Inevitably, some of the trends that we saw in 2020 will continue. Despite positive news about the development of several vaccines, COVID will be with us for the foreseeable future. And as vaccines are rolled out, and testing improves, we may see novel information challenges. Will businesses start asking customers to provide proof of vaccination as a condition of service? Will the Government choose to issue the lucky ones with vaccination certificates? These scenarios will continue to test our data laws in 2021.
But if 2020 was all about COVID, we can’t look ahead to 2021 without talking about Brexit. For the second time in a little under three years, the UK’s data protection laws are being re-written. From 1 January 2021, the UK will no longer be required to follow EU law. The GDPR, as a European regulation, will no longer automatically apply in the UK. Instead, we’ll all need to get used to talking about its successor, the UK GDPR. This will be especially challenging for UK-based businesses which offer goods or services directly to consumers in the EU, as they will need to continue complying with the EU GDPR for their EU-based customers while adapting to the new UK GDPR for UK customers.
The good news is that the UK GDPR looks a lot like the EU GDPR. In fact, it’s largely a cut-and-paste job, with minor changes to replace references to the EU with the UK and to remove the requirements around international co-operation and the ICO’s international role. The one exception to this is around international data transfers. In my last column, I mentioned the judgment in the Schrems II case, published last July, which led to the demise of the EU-US Privacy Shield. Unfortunately, things are going to get a lot more complicated in 2021. UK-based businesses that have customers in the EU, or which use service providers based within the EU, will need to get to grips with the new rules on international transfers. As the UK will no longer be part of the EU, data transfers from the UK to the EU, and from the EU to the UK will be subject to new restrictions, the former contained within the UK GDPR and the latter in the EU’s GDPR. And this could be subject to last-minute changes should there be a trade deal between the UK and the EU.

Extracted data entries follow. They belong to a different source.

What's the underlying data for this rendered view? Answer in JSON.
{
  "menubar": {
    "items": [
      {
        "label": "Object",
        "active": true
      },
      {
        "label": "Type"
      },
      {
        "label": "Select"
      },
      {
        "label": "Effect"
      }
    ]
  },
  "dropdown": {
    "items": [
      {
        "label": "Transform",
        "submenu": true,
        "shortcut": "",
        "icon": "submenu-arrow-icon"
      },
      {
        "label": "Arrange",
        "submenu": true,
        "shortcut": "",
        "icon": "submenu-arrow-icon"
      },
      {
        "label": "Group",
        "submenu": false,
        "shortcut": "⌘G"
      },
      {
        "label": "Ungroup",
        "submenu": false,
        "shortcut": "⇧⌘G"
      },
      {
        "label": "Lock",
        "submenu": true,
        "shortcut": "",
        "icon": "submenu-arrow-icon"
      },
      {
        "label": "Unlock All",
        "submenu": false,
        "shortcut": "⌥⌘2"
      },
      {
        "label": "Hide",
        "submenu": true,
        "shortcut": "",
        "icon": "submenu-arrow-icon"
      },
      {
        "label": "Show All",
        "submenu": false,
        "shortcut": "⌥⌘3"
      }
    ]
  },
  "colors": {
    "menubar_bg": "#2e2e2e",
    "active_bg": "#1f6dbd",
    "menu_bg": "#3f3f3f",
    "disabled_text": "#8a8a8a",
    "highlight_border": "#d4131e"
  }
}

Looking a little further ahead, the two sets of laws will inevitably drift apart. We had a small taste of how that might work in December when the UK Government announced its Online Harms Bill and then a day later the European Commission announced plans for a Digital Services Act. These two very different legislative plans share a similar objective of regulating the US big tech giants. Expect to see more of this type of duplication.
In addition, we have a Brexit government. One of the stated purposes of Brexit, if you can remember back to 2016, was to take back control of our laws. And many of our information laws are heavily influenced by European law – not only data protection but also the Environmental Information Regulations and the Re-use of Public Sector Information Regulations. So what might the UK Government do when it is no longer constrained by EU law? We don’t know but don’t expect to see a significant shakeup, at least in the short term. I don’t sense any big appetite for change, and there will be a lot of competing priorities in 2021.
Nevertheless, as a data protection lawyer, I would be the first to welcome improvements to our data protection laws. As they stand, they are overly complex, difficult to interpret and largely impenetrable for the majority of people. Businesses struggle to apply them to everyday situations and are often at the mercy of bad advice, which does nothing to improve compliance but can cost a fortune. There’s a lot of room for improvement, without necessarily reducing the rights for individuals or security of data. But perhaps that’s a topic for another column.
Lastly, we will see a change of Information Commissioner in 2021. Elizabeth Denham’s five-year term in the post comes to an end in July 2021. The ICO is now a big and powerful regulator, but it remains on one level the personal office of the post-holder, with the ICO’s priorities and approaches a reflection of the incumbent Commissioner. While we don’t know precisely in which direction the new Commissioner may choose to take his or her office, we can expect a change of emphasis as the new appointee seeks to make their personal mark in 2021.
Of course, if it’s anything like 2020, you should expect the unexpected in 2021!